Peraturan-peraturan yang ada terkait berita palsu (Hoax) sekarang ini telah mengatur tidak hanya pembuat berita palsu (Hoax) tersebut yang diberikan sanksi pidana akan tetapi juga bagi pelaku yang turut serta membagikan/mentransmisikan (share/forward) berita palsu (Hoax) tersebut. Ada beberapa peraturan perundang-undangan yang mengatur untuk menjerat pelaku pembuat dan penyebar hoax serta untuk mencegah meluasnya dampak negatif hoax, yaitu antara lain Pasal 28 UU Nomor 11 Tahun 2008 tentang ITE, Pasal 14 dan Pasal 15 UU Nomor 1 Tahun 1946 tentang Peraturan Hukum Pidana, Pasal 311 dan Pasal 378 KUHP, serta UU Nomor 40 Tahun 2008 tentang Penghapusan Diskiriminasi Ras dan Etnis.
Berdasarkan UU Nomor 19 Tahun 2016 tentangĀ Perubahan Atas UU Nomor 11 Tahun 2008 tentang ITE ada 3 jenis konten Hoax yang dapat dipidana penjara 4 s/d 6 Tahun dengan denda maksimal Rp 750 Juta hingga 1 Milyar, yaitu :
- Pencemaran nama baik atau fitnah. (Pasal 27 ayat (3)
- Penipuan untuk motif ekonomi yang merugikan konsumen. (Pasal 28 ayat (1)
- Provokasi terkait SARA. (Pasal 28 ayat (2)
Pembuat dan penyebar hoax yang tidak lengkap dapat dikenakan sanksi pidana sesuai Pasal 14 dan Pasal 15 UU Nomor 1 Tahun 1946 tentang Peraturan Hukum Pidana. Sanksi/jerat hukum jika menggunakan Pasal 14 dan Pasal 15 UU Nomor 1 Tahun 1946 tentang Peraturan Hukum Pidana ini tidak tanggung-tanggung, ada yang bisa dikenakan sanksi 2 Tahun, 3 Tahun hingga 10 Tahun yang dikualifikasi dalam 3 bentuk pelanggaran, yaitu : Menyiarkan berita bohong dengan sengaja menerbitkan keonaran di kalangan rakyat. (Pasal 14 ayat (1), Menyiarkan berita atau mengeluarkan pemberitahuan yang dapat menerbitkan keonaran di kalangan rakyat, sedangkan ia patut dapat menyangka bahwa berita itu bohong. (Pasal 14 ayat (2), dan Menyiarkan kabar yang tidak pasti atau kabar yang berlebihan atau tidak lengkap, sedangkan ia mengerti dan mampu menduga bahwa kabar itu akan menerbitkan keonaran (Pasal 15).

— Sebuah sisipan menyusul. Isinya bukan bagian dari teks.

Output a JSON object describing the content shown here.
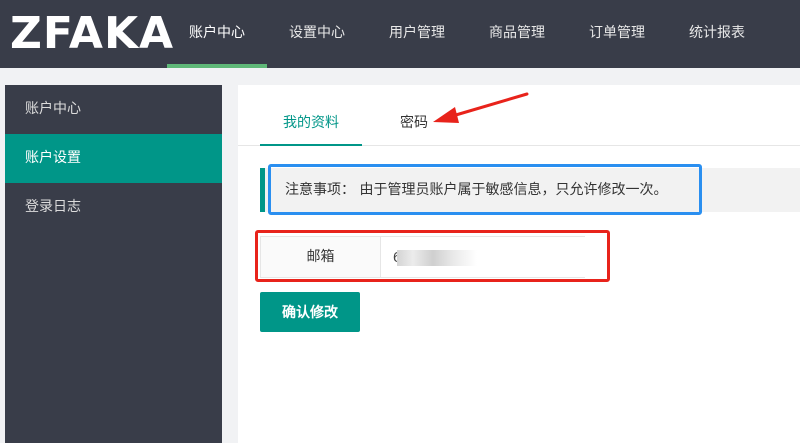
{
  "header": {
    "logo": "ZFAKA",
    "nav": [
      {
        "label": "账户中心",
        "active": true
      },
      {
        "label": "设置中心",
        "active": false
      },
      {
        "label": "用户管理",
        "active": false
      },
      {
        "label": "商品管理",
        "active": false
      },
      {
        "label": "订单管理",
        "active": false
      },
      {
        "label": "统计报表",
        "active": false
      }
    ]
  },
  "sidebar": {
    "items": [
      {
        "label": "账户中心",
        "active": false
      },
      {
        "label": "账户设置",
        "active": true
      },
      {
        "label": "登录日志",
        "active": false
      }
    ]
  },
  "main": {
    "tabs": [
      {
        "label": "我的资料",
        "active": true
      },
      {
        "label": "密码",
        "active": false
      }
    ],
    "notice": "注意事项： 由于管理员账户属于敏感信息，只允许修改一次。",
    "email_label": "邮箱",
    "email_value": "6@qq.com",
    "submit_label": "确认修改"
  },
  "colors": {
    "topbar": "#393d49",
    "accent": "#009688",
    "nav_indicator": "#5fb878",
    "annotation_blue": "#2a8ff0",
    "annotation_red": "#e8231b"
  }
}
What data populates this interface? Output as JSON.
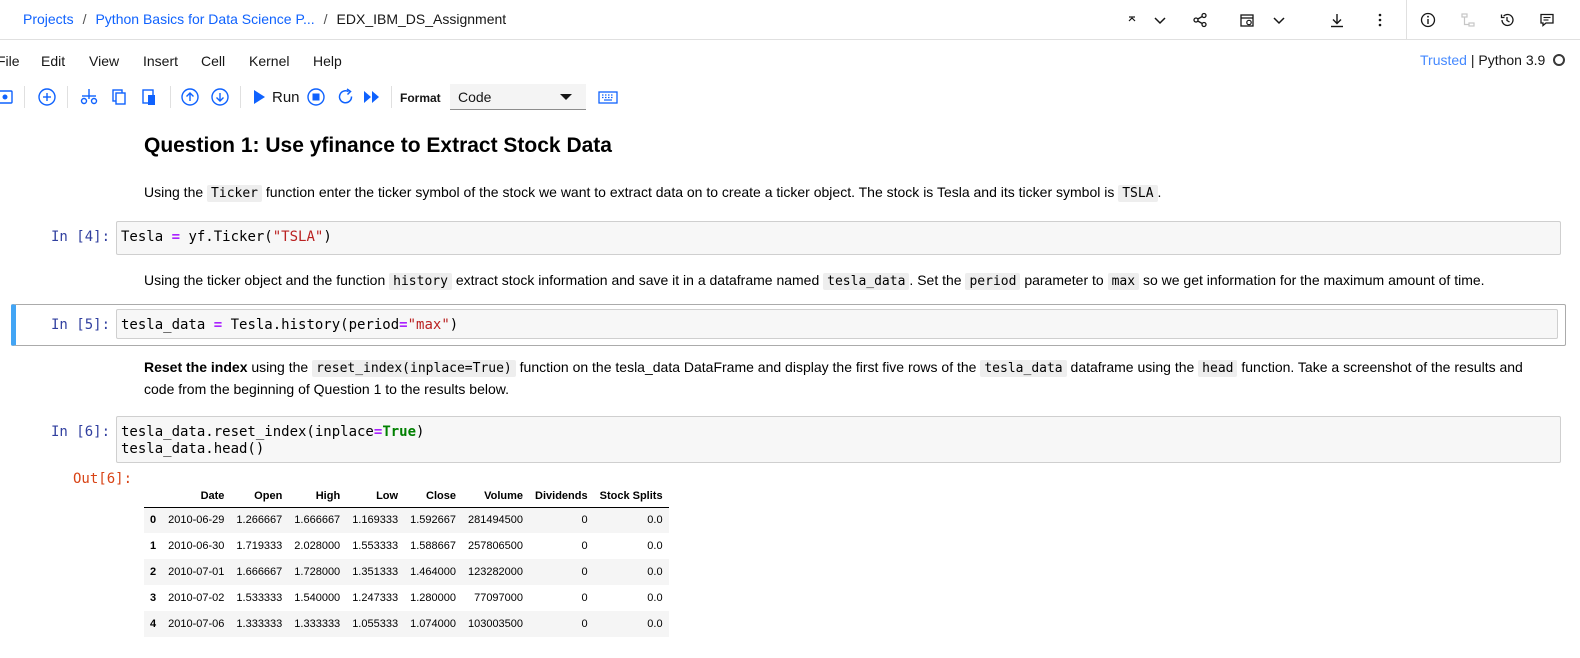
{
  "header": {
    "breadcrumbs": [
      "Projects",
      "Python Basics for Data Science P...",
      "EDX_IBM_DS_Assignment"
    ]
  },
  "menu": [
    "File",
    "Edit",
    "View",
    "Insert",
    "Cell",
    "Kernel",
    "Help"
  ],
  "kernel": {
    "trusted": "Trusted",
    "separator": " | ",
    "name": "Python 3.9"
  },
  "toolbar": {
    "run_label": "Run",
    "format_label": "Format",
    "format_value": "Code"
  },
  "cells": {
    "q1_title": "Question 1: Use yfinance to Extract Stock Data",
    "p1": {
      "t1": "Using the ",
      "c1": "Ticker",
      "t2": " function enter the ticker symbol of the stock we want to extract data on to create a ticker object. The stock is Tesla and its ticker symbol is ",
      "c2": "TSLA",
      "t3": "."
    },
    "cell4": {
      "prompt": "In [4]:",
      "a": "Tesla ",
      "op": "=",
      "b": " yf.Ticker(",
      "s": "\"TSLA\"",
      "c": ")"
    },
    "p2": {
      "t1": "Using the ticker object and the function ",
      "c1": "history",
      "t2": " extract stock information and save it in a dataframe named ",
      "c2": "tesla_data",
      "t3": ". Set the ",
      "c3": "period",
      "t4": " parameter to ",
      "c4": "max",
      "t5": " so we get information for the maximum amount of time."
    },
    "cell5": {
      "prompt": "In [5]:",
      "a": "tesla_data ",
      "op": "=",
      "b": " Tesla.history(period",
      "op2": "=",
      "s": "\"max\"",
      "c": ")"
    },
    "p3": {
      "b1": "Reset the index",
      "t1": " using the ",
      "c1": "reset_index(inplace=True)",
      "t2": " function on the tesla_data DataFrame and display the first five rows of the ",
      "c2": "tesla_data",
      "t3": " dataframe using the ",
      "c3": "head",
      "t4": " function. Take a screenshot of the results and code from the beginning of Question 1 to the results below."
    },
    "cell6": {
      "prompt": "In [6]:",
      "l1a": "tesla_data.reset_index(inplace",
      "op": "=",
      "kw": "True",
      "l1b": ")",
      "l2": "tesla_data.head()",
      "out_prompt": "Out[6]:"
    }
  },
  "table": {
    "columns": [
      "",
      "Date",
      "Open",
      "High",
      "Low",
      "Close",
      "Volume",
      "Dividends",
      "Stock Splits"
    ],
    "rows": [
      [
        "0",
        "2010-06-29",
        "1.266667",
        "1.666667",
        "1.169333",
        "1.592667",
        "281494500",
        "0",
        "0.0"
      ],
      [
        "1",
        "2010-06-30",
        "1.719333",
        "2.028000",
        "1.553333",
        "1.588667",
        "257806500",
        "0",
        "0.0"
      ],
      [
        "2",
        "2010-07-01",
        "1.666667",
        "1.728000",
        "1.351333",
        "1.464000",
        "123282000",
        "0",
        "0.0"
      ],
      [
        "3",
        "2010-07-02",
        "1.533333",
        "1.540000",
        "1.247333",
        "1.280000",
        "77097000",
        "0",
        "0.0"
      ],
      [
        "4",
        "2010-07-06",
        "1.333333",
        "1.333333",
        "1.055333",
        "1.074000",
        "103003500",
        "0",
        "0.0"
      ]
    ]
  },
  "colors": {
    "link": "#0f62fe",
    "prompt_in": "#303f9f",
    "prompt_out": "#d84315",
    "selected_cell": "#42a5f5"
  }
}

Diantara pasal-pasal diatas, Pasal 14 dan Pasal 15 UU Nomor 1 Tahun 1946 tentang Peraturan Hukum Pidana lebih mudah dikenakan terhadap penyebar hoax daripada menggunakan pasal-pasal dalam UU ITE. Karena, pasal penyebaran berita palsu (Hoax) yang diatur dalam UU ITE sangatlah terbatas pada konteks yang menimbulkan kerugian konsumen dan ada juga yang sifatnya ujaran kebencian (Hate Speech) yang menimbulkan permusuhan sara. Sedangkan menggunakan Pasal 14 dan 15 UU Nomor 1 Tahun 1946 tentang Peraturan Hukum Pidana tidak diperlukan konteks lain, karena murni berita palsu (Hoax) atau Informasi bohong.

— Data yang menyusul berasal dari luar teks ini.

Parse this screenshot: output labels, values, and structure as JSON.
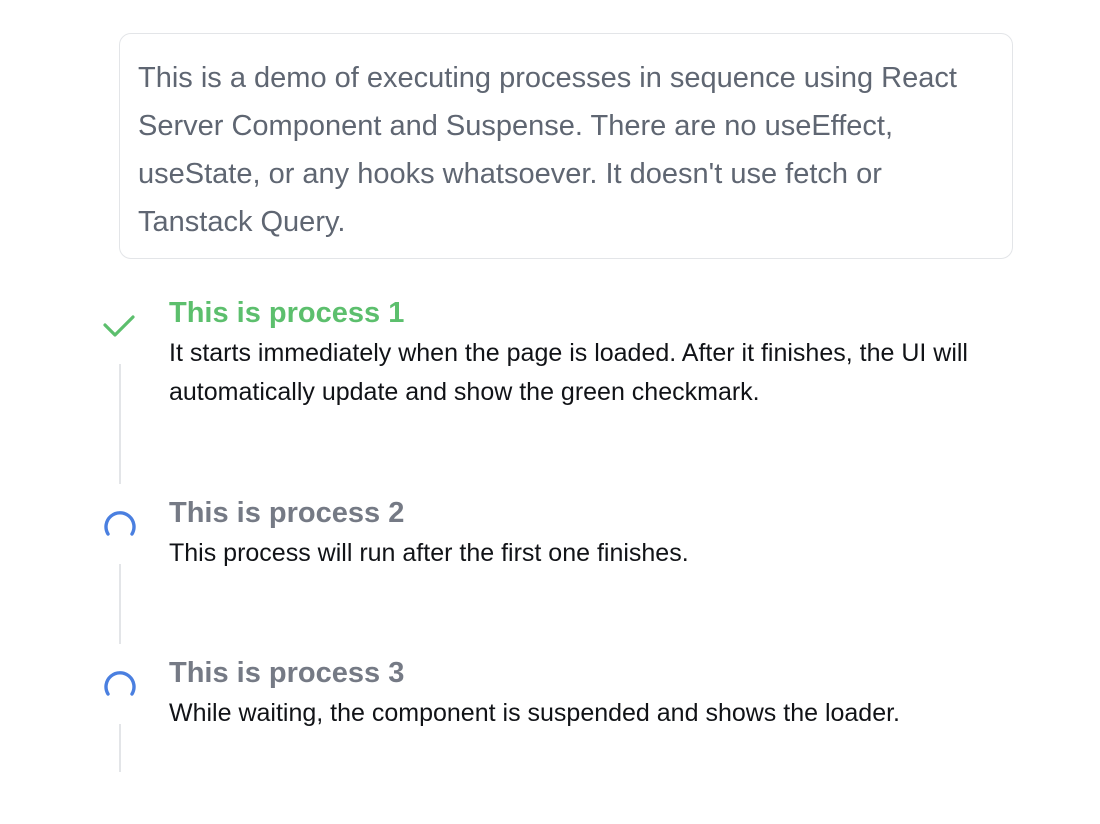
{
  "intro": {
    "text": "This is a demo of executing processes in sequence using React Server Component and Suspense. There are no useEffect, useState, or any hooks whatsoever. It doesn't use fetch or Tanstack Query."
  },
  "steps": [
    {
      "status": "done",
      "icon": "checkmark-icon",
      "title": "This is process 1",
      "description": "It starts immediately when the page is loaded. After it finishes, the UI will automatically update and show the green checkmark."
    },
    {
      "status": "loading",
      "icon": "spinner-icon",
      "title": "This is process 2",
      "description": "This process will run after the first one finishes."
    },
    {
      "status": "loading",
      "icon": "spinner-icon",
      "title": "This is process 3",
      "description": "While waiting, the component is suspended and shows the loader."
    }
  ],
  "colors": {
    "done": "#5cbf6d",
    "pending_title": "#757a85",
    "spinner": "#4a7fe0",
    "connector": "#e3e5e8",
    "intro_text": "#5f6672"
  }
}
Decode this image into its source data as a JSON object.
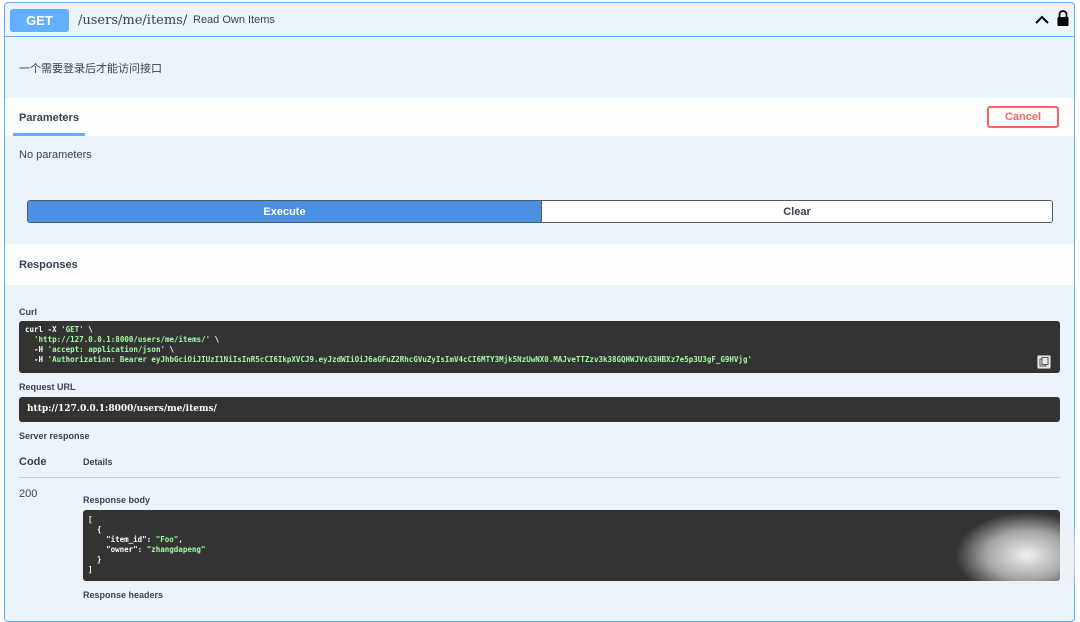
{
  "operation": {
    "method": "GET",
    "path": "/users/me/items/",
    "summary": "Read Own Items",
    "description": "一个需要登录后才能访问接口"
  },
  "parameters": {
    "tab_label": "Parameters",
    "cancel_label": "Cancel",
    "empty_text": "No parameters"
  },
  "actions": {
    "execute_label": "Execute",
    "clear_label": "Clear"
  },
  "responses": {
    "title": "Responses",
    "curl_label": "Curl",
    "curl_lines": [
      {
        "prefix": "curl -X ",
        "str": "'GET'",
        "suffix": " \\"
      },
      {
        "prefix": "  ",
        "str": "'http://127.0.0.1:8000/users/me/items/'",
        "suffix": " \\"
      },
      {
        "prefix": "  -H ",
        "str": "'accept: application/json'",
        "suffix": " \\"
      },
      {
        "prefix": "  -H ",
        "str": "'Authorization: Bearer eyJhbGciOiJIUzI1NiIsInR5cCI6IkpXVCJ9.eyJzdWIiOiJ6aGFuZ2RhcGVuZyIsImV4cCI6MTY3Mjk5NzUwNX0.MAJveTTZzv3k38GQHWJVxG3HBXz7e5p3U3gF_G9HVjg'",
        "suffix": ""
      }
    ],
    "request_url_label": "Request URL",
    "request_url": "http://127.0.0.1:8000/users/me/items/",
    "server_response_label": "Server response",
    "col_code": "Code",
    "col_details": "Details",
    "status_code": "200",
    "response_body_label": "Response body",
    "response_body": {
      "open_bracket": "[",
      "open_brace": "{",
      "fields": [
        {
          "key": "\"item_id\"",
          "value": "\"Foo\"",
          "comma": ","
        },
        {
          "key": "\"owner\"",
          "value": "\"zhangdapeng\"",
          "comma": ""
        }
      ],
      "close_brace": "}",
      "close_bracket": "]"
    },
    "response_headers_label": "Response headers"
  },
  "colors": {
    "get_accent": "#61affe",
    "execute_bg": "#4990e2",
    "cancel": "#ff6060",
    "code_bg": "#333333",
    "string": "#a2fca2"
  },
  "icons": [
    "chevron-up-icon",
    "lock-icon",
    "copy-icon"
  ]
}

Dengan semakin maraknya penyebaran berita palsu (Hoax) yang ada sekarang ini tidak terlepas dari faktor masyarakat itu sendiri dalam menanggapi berita palsu (Hoax) tersebut. Penanganan pada langkah penutupan website atau pemblokiran situs sebagai tindakan hukum memang penting, namun belajar pada masyarakat dunia akan lebih efektif bahwa pencegahan Hoax ini akan berhasil dengan memperkuat masyarakat dengan kemampuan memfilter informasi hoax yang datang, sehingga masyarakat akan lebih santai menanggapi setiap berita hoax. Jadi, masyarakat haruslah pandai dalam menanggapi informasi yang dia terima juga turut serta dalam penegakan hukum bagi penyebar Hoax dan lebih aware dengan keadaan sekitar serta tidak menelan mentah-mentah berita/informasi yang didapat.